Okay, I don't usually do this but since you commented as a guest I have no other choice than to address this in public. I would have loved to talk to you privately about this, ask for some tips etc. But well. So, this goes to the anonymous person giving me the honest critique on the last chapter. If you're seeing this, of course.

First of all, thank you for being honest and I'm sorry that the story disappointed you and didn't turn out the way you hoped for. I don't even know what you were expecting but as you might have noticed, I'm using the canon storyline as plot, so of course I can only plan so much until I know what's happening in the WWE.

And I also don't know if you've ever been repeatedly disappointed by the same person you love, but let me tell you that it's hard to forgive/forget and hard to stay away from them; so the internal battle never ends.

I'm not here to defend me or the way I write because this is my 'decent' story and I add in what I like. If Kane and the Authority are things you skip then you should stay away in the future. Because not only is Kane my favourite wrestler for various reasons, but he's also part of the canon storyline with Seth. And basically, you just told me that you skip every chapter with Seth, because he's part of the Authority too.

I admit that I still make a lot of mistakes while writing and not only because this is my first fanfic in over ten years or my first in English, but things that you hate about my style are loved by others. I can't satisfy everyone but I'm trying to improve over time.

I can't tell you why I do the dialogue thing or this and that. I just do it because that's me. I love writing a detailed description of thing a or thought b. If that annoys you, well, there's nothing I can do about that anymore. The damage is already done. I'll try to tone that down in the future.

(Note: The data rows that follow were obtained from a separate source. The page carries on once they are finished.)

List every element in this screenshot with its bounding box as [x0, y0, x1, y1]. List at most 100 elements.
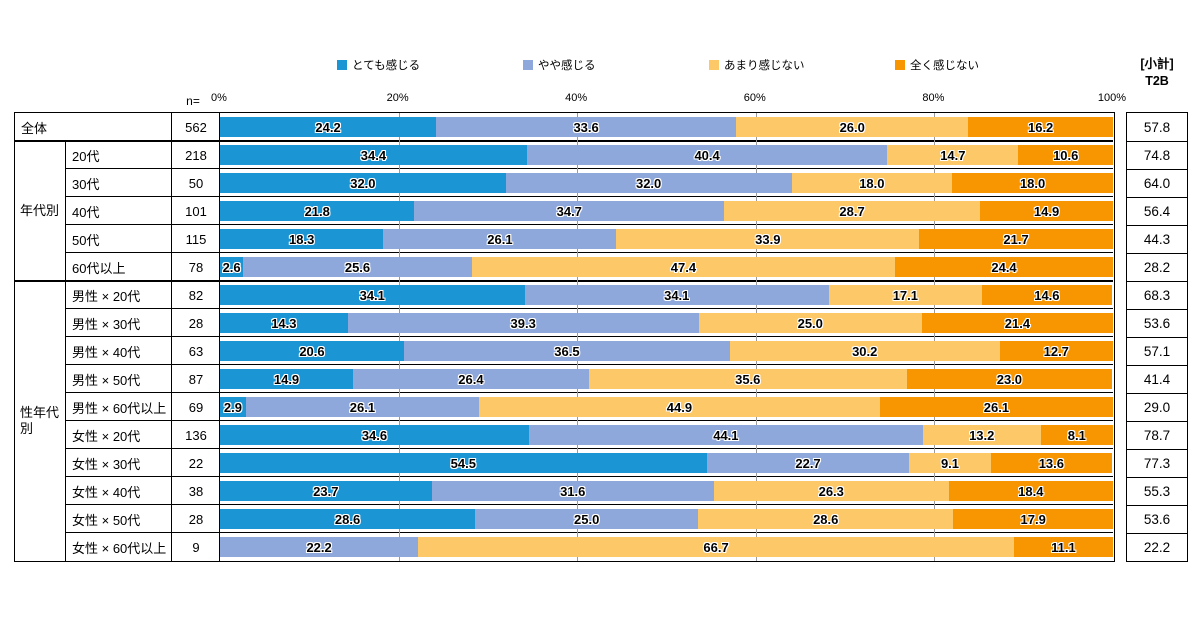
bar-segment: 24.2 [220, 117, 437, 137]
bar-segment: 2.6 [220, 257, 244, 277]
row-label: 50代 [72, 232, 100, 248]
group-label: 性年代別 [20, 405, 60, 436]
n-value: 28 [188, 315, 204, 331]
t2b-value: 64.0 [1127, 169, 1187, 197]
bar-segment: 28.6 [220, 509, 476, 529]
bar-segment: 14.7 [887, 145, 1019, 165]
row-label: 男性 × 40代 [72, 344, 141, 360]
grid-line [934, 113, 936, 561]
t2b-header: [小計] T2B [1124, 56, 1190, 90]
bar-segment: 34.6 [220, 425, 529, 445]
bar-segment: 22.7 [706, 453, 910, 473]
t2b-value: 22.2 [1127, 533, 1187, 561]
bar-row: 54.5 22.7 9.1 13.6 [220, 453, 1113, 473]
t2b-value: 68.3 [1127, 281, 1187, 309]
bar-value-label: 24.2 [315, 119, 341, 135]
legend-item: 全く感じない [895, 58, 979, 72]
bar-value-label: 44.9 [666, 399, 693, 415]
legend-label: あまり感じない [724, 60, 805, 72]
bar-segment: 32.0 [505, 173, 792, 193]
bar-segment: 35.6 [588, 369, 907, 389]
bar-segment: 18.4 [948, 481, 1113, 501]
bar-value-label: 16.2 [1027, 119, 1054, 135]
row-border [65, 532, 1113, 533]
bar-row: 22.2 66.7 11.1 [220, 537, 1113, 557]
t2b-value: 57.8 [1143, 119, 1171, 135]
bar-value-label: 34.1 [359, 287, 385, 303]
column-border [219, 113, 220, 561]
t2b-value: 28.2 [1127, 253, 1187, 281]
bar-row: 34.4 40.4 14.7 10.6 [220, 145, 1113, 165]
bar-segment: 24.4 [895, 257, 1113, 277]
bar-row: 24.2 33.6 26.0 16.2 [220, 117, 1113, 137]
bar-value-label: 13.6 [1038, 455, 1064, 471]
bar-value-label: 9.1 [940, 455, 960, 471]
bar-value-label: 34.7 [556, 203, 582, 219]
bar-segment: 26.1 [879, 397, 1113, 417]
bar-value-label: 28.7 [839, 203, 865, 219]
bar-value-label: 2.9 [223, 399, 242, 415]
row-label: 女性 × 30代 [72, 456, 141, 472]
bar-value-label: 54.5 [450, 455, 476, 471]
bar-segment: 25.0 [475, 509, 699, 529]
bar-segment: 26.1 [245, 397, 479, 417]
t2b-value: 44.3 [1127, 225, 1187, 253]
axis-tick-label: 20% [386, 92, 409, 104]
bar-segment: 14.9 [220, 369, 354, 389]
bar-segment: 20.6 [220, 341, 404, 361]
bar-row: 23.7 31.6 26.3 18.4 [220, 481, 1113, 501]
bar-segment: 40.4 [526, 145, 888, 165]
n-value: 115 [185, 231, 207, 247]
bar-value-label: 25.0 [574, 511, 600, 527]
bar-segment: 34.1 [524, 285, 829, 305]
n-value: 9 [192, 539, 200, 555]
bar-segment: 11.1 [1013, 537, 1113, 557]
t2b-header-line2: T2B [1145, 74, 1169, 88]
n-value: 82 [188, 287, 204, 303]
bar-segment: 14.6 [981, 285, 1113, 305]
bar-value-label: 26.1 [487, 231, 513, 247]
bar-segment: 16.2 [968, 117, 1113, 137]
bar-value-label: 33.6 [573, 119, 599, 135]
bar-row: 28.6 25.0 28.6 17.9 [220, 509, 1113, 529]
bar-value-label: 26.3 [818, 483, 844, 499]
bar-value-label: 22.2 [306, 539, 332, 555]
t2b-header-line1: [小計] [1140, 57, 1174, 71]
bar-value-label: 26.1 [983, 399, 1010, 415]
bar-value-label: 26.1 [349, 399, 376, 415]
row-border [15, 280, 1113, 282]
bar-segment: 8.1 [1040, 425, 1113, 445]
bar-row: 20.6 36.5 30.2 12.7 [220, 341, 1113, 361]
row-border [65, 168, 1113, 169]
axis-tick-label: 60% [743, 92, 766, 104]
n-value: 22 [188, 455, 204, 471]
bar-segment: 34.7 [414, 201, 725, 221]
n-value: 218 [185, 147, 207, 163]
bar-segment: 44.9 [478, 397, 880, 417]
t2b-value: 74.8 [1127, 141, 1187, 169]
bar-segment: 2.9 [220, 397, 246, 417]
row-label: 男性 × 50代 [72, 372, 141, 388]
bar-value-label: 47.4 [670, 259, 697, 275]
bar-value-label: 17.1 [892, 287, 918, 303]
bar-value-label: 18.0 [859, 175, 885, 191]
t2b-value: 53.6 [1127, 505, 1187, 533]
n-value: 63 [188, 343, 204, 359]
bar-segment: 23.7 [220, 481, 432, 501]
t2b-value: 29.0 [1127, 393, 1187, 421]
legend-item: とても感じる [337, 58, 420, 72]
bar-segment: 17.9 [953, 509, 1113, 529]
legend-label: やや感じる [538, 60, 596, 72]
bar-segment: 14.9 [980, 201, 1113, 221]
bar-value-label: 13.2 [969, 427, 995, 443]
bar-segment: 21.4 [921, 313, 1113, 333]
bar-value-label: 12.7 [1043, 343, 1069, 359]
bar-row: 2.9 26.1 44.9 26.1 [220, 397, 1113, 417]
n-column-header: n= [186, 94, 200, 108]
chart-table: 年代別 性年代別 全体 562 24.2 33.6 26.0 16.2 20代 218 34.4 40… [14, 112, 1115, 562]
bar-row: 34.6 44.1 13.2 8.1 [220, 425, 1113, 445]
row-label: 女性 × 50代 [72, 512, 141, 528]
bar-value-label: 25.0 [797, 315, 823, 331]
row-border [65, 392, 1113, 393]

You know, you make it sound like I either have to write my stories like this:

#1 'Dean, come with me.' 'No, I'm tired.' 'Please, I need you.' 'Okay.'
Because dialogue should speak for itself and you haven't told me how much detail is too much.

Or I'd have to do this from now on:

#2 Seth convinces a tired and bruised Dean to accompany him on a road trip.
Seriously, if I just use the summary as the actual chapter because I could have said everything in just one or two sentences, then that takes all the fun out of writing, rendering it completely useless.

You also complained that there is no character development. I'm sorry you see it that way. That's all I have to say because I don't even know how to properly respond to that, because that's an even bigger slap in the face than telling me you appreciate my efforts but skip things anyway without giving them a chance.

And just to clarify that as well: I am writing this story to deal with that current WWE storyline. For the past 10 weeks we've seen Dean acting like he did and no one said it was boring because it's repetitive and he should get over it. Honestly, I'm more than livid that you tell me this now, as you say 27 chapters in, instead of coming to me the moment all went wrong in your opinion.

So seriously, if you (any of you) have a problem with my story or the way I write, PM me, so I can properly ask for advice that might actually help me improve. Just telling me what you don't like in general doesn't help me at all. Those of you who did PM me in the past know that I'm usually a very reasonable person to talk to and that I try to heed your advices.

Thanks for listening and sorry for bothering everyone else. I just had to address this.